The Configuration is the first tab of the SSIS component. Here you define the basic properties of the SSIS component.
Depending on the selected settings, the configuration of the SSIS component can be very extensive. To make it easier for you to configure the components across several packages, you can save the settings and reload them in another package. This also ensures that you use a uniform duplicate search within your project. Make sure that the profile can only be loaded correctly if the column names are identical.
The SSIS component adds its own columns to the data flow. Here you can define which prefix these columns should have.
Add Matching Group Threshold to the Output
By default, the component only adds the matching group per search parameter and the total matching group to the output. For analysis purposes, it can be very helpful to also output the threshold with which a duplicate has been found. Activate the checkbox to add the additional information to the data flow. This setting can decrease the performance of your package.
The search uses a sliding window to check records against each other. By default, the component searches with a widowsize of 5, but you can change this parameter to improve your search results. However, the larger the sliding window, the more the performance of your package is affected.
By default, the component uses one thread per available core. If you want to restrict the component to a certain number of threads, you can define the corresponding number here. With a value greater than the number of cores, the component uses one thread per core (maximum setting).
If you want to check already cleaned data against new uncleaned data, you can use partial matching to improve performance. Activate the corresponding checkbox and select the filter column for partial matching. Enter a value as the Partial Filter Value for the rows that you do not want to check again.
For example, if you check new data records from your CRM system against data from your already cleaned ERP system, you can add the respective values CRM and ERP to the data in a “Source” column in advance. Then activate partial matching for the “Source” column and enter Value ERP as the filter.

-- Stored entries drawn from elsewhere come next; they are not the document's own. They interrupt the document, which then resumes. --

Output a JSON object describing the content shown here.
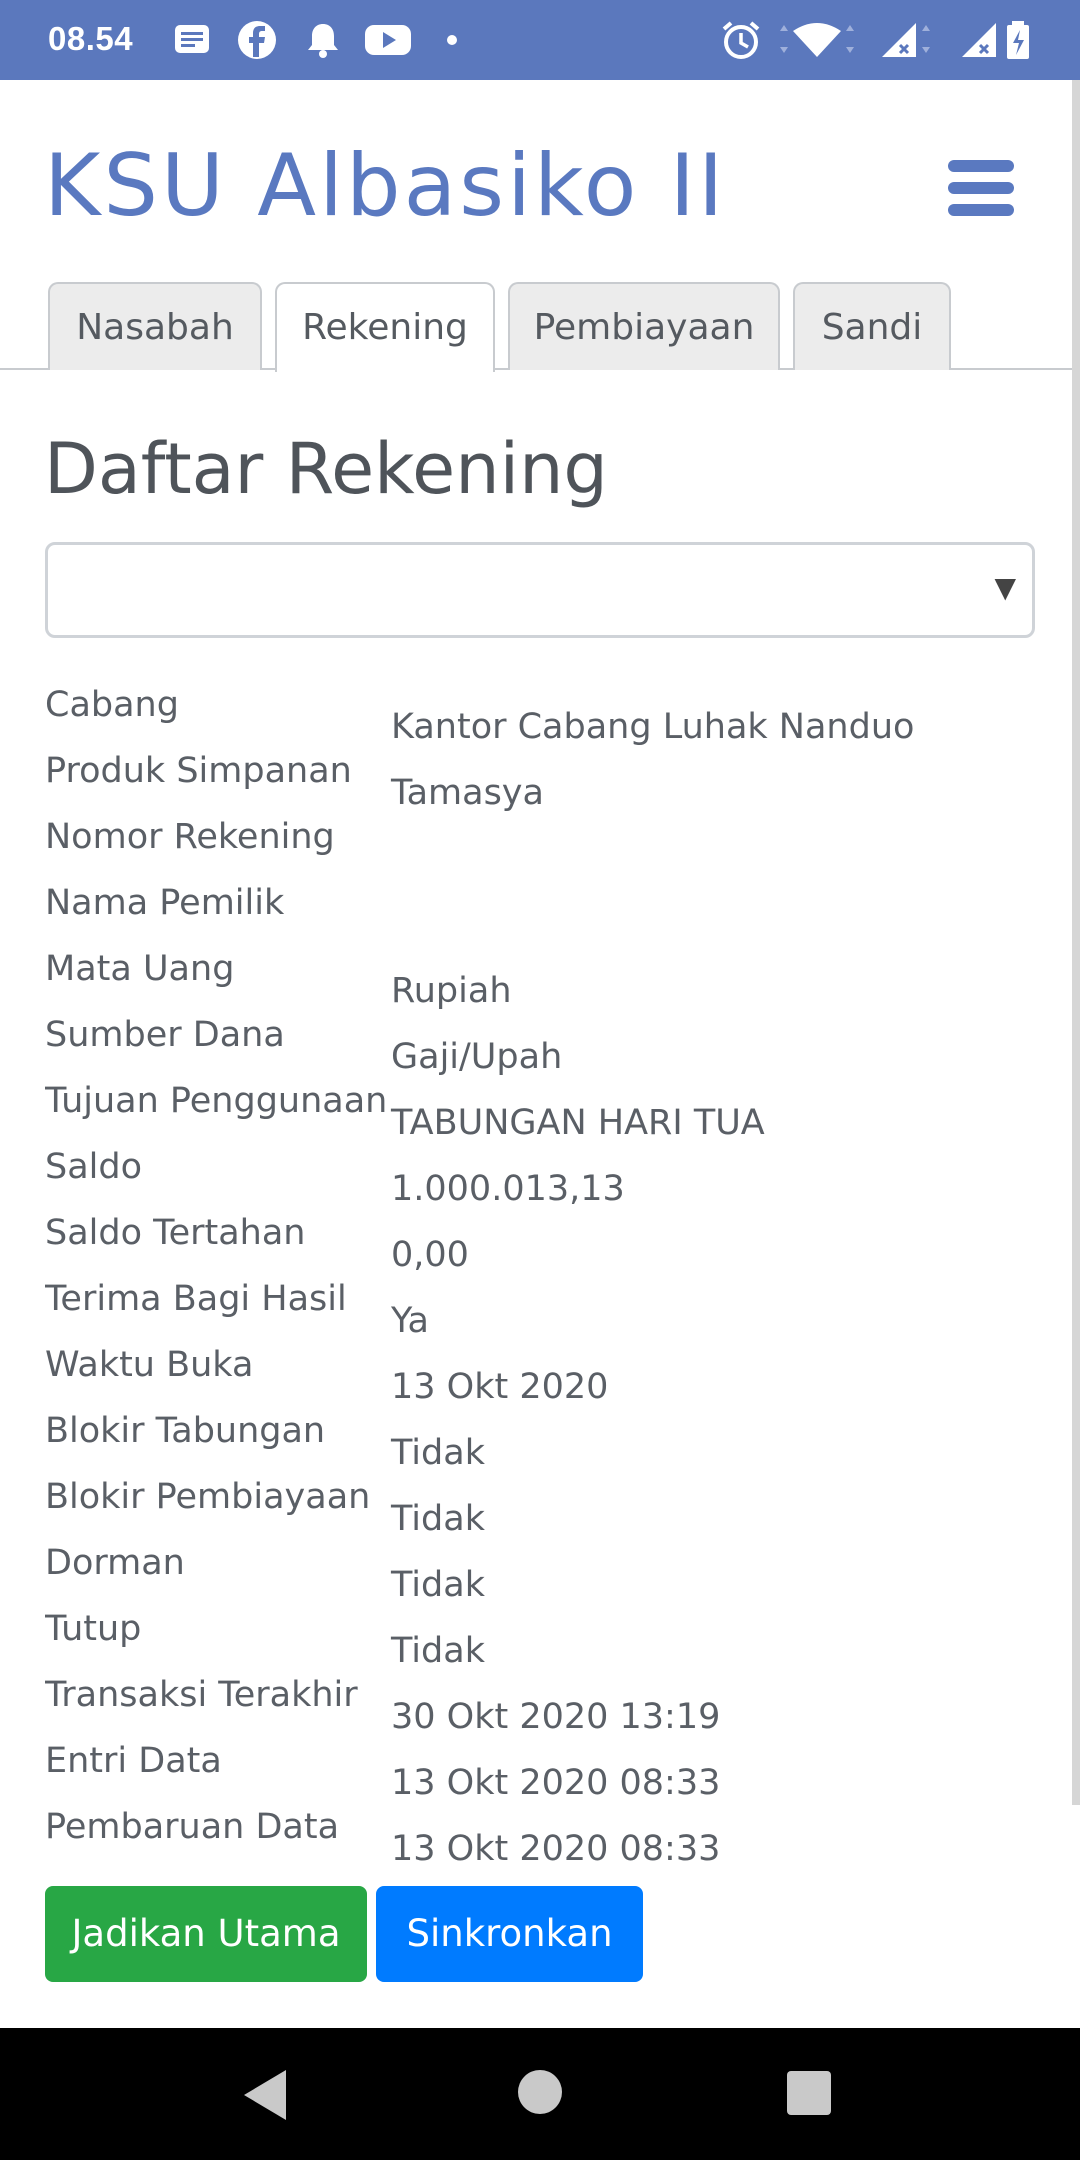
{
  "status_bar": {
    "time": "08.54",
    "icons": [
      "message-icon",
      "facebook-icon",
      "bell-icon",
      "youtube-icon",
      "dot-icon",
      "alarm-icon",
      "wifi-icon",
      "signal-icon",
      "signal-icon",
      "battery-icon"
    ]
  },
  "header": {
    "brand": "KSU Albasiko II",
    "menu_icon": "hamburger-icon",
    "brand_color": "#5a79c0"
  },
  "tabs": [
    {
      "label": "Nasabah",
      "active": false
    },
    {
      "label": "Rekening",
      "active": true
    },
    {
      "label": "Pembiayaan",
      "active": false
    },
    {
      "label": "Sandi",
      "active": false
    }
  ],
  "page_title": "Daftar Rekening",
  "account_select": {
    "value": "",
    "caret": "▼"
  },
  "details": [
    {
      "label": "Cabang",
      "value": "Kantor Cabang Luhak Nanduo"
    },
    {
      "label": "Produk Simpanan",
      "value": "Tamasya"
    },
    {
      "label": "Nomor Rekening",
      "value": ""
    },
    {
      "label": "Nama Pemilik",
      "value": ""
    },
    {
      "label": "Mata Uang",
      "value": "Rupiah"
    },
    {
      "label": "Sumber Dana",
      "value": "Gaji/Upah"
    },
    {
      "label": "Tujuan Penggunaan",
      "value": "TABUNGAN HARI TUA"
    },
    {
      "label": "Saldo",
      "value": "1.000.013,13"
    },
    {
      "label": "Saldo Tertahan",
      "value": "0,00"
    },
    {
      "label": "Terima Bagi Hasil",
      "value": "Ya"
    },
    {
      "label": "Waktu Buka",
      "value": "13 Okt 2020"
    },
    {
      "label": "Blokir Tabungan",
      "value": "Tidak"
    },
    {
      "label": "Blokir Pembiayaan",
      "value": "Tidak"
    },
    {
      "label": "Dorman",
      "value": "Tidak"
    },
    {
      "label": "Tutup",
      "value": "Tidak"
    },
    {
      "label": "Transaksi Terakhir",
      "value": "30 Okt 2020 13:19"
    },
    {
      "label": "Entri Data",
      "value": "13 Okt 2020 08:33"
    },
    {
      "label": "Pembaruan Data",
      "value": "13 Okt 2020 08:33"
    }
  ],
  "buttons": {
    "primary": {
      "label": "Jadikan Utama",
      "color": "#28a745"
    },
    "sync": {
      "label": "Sinkronkan",
      "color": "#007bff"
    }
  },
  "nav_bar": {
    "icons": [
      "back-icon",
      "home-icon",
      "recent-apps-icon"
    ]
  }
}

The search then compares only rows with the values CRM and CRM as well as CRM and ERP against each other. Rows with the values ERP and ERP are excluded from the check.
The component requires an SQL Server to cache and sort data. Here you define the SQL Server (SQL Server, Managed Instance or Azure SQL DB) and the database on which the data is to be stored.
Use Temporary Tables
If you are using an SQL Server or a Managed Instance, the Temp DB is configured for high performance in most cases. If you select the corresponding checkbox, the tables are created as Temp Tables by the component. If your database is an Azure SQL DB, we recommend storing the tables in a regular database. In this case, you can also define your own database that is optimized for short access times.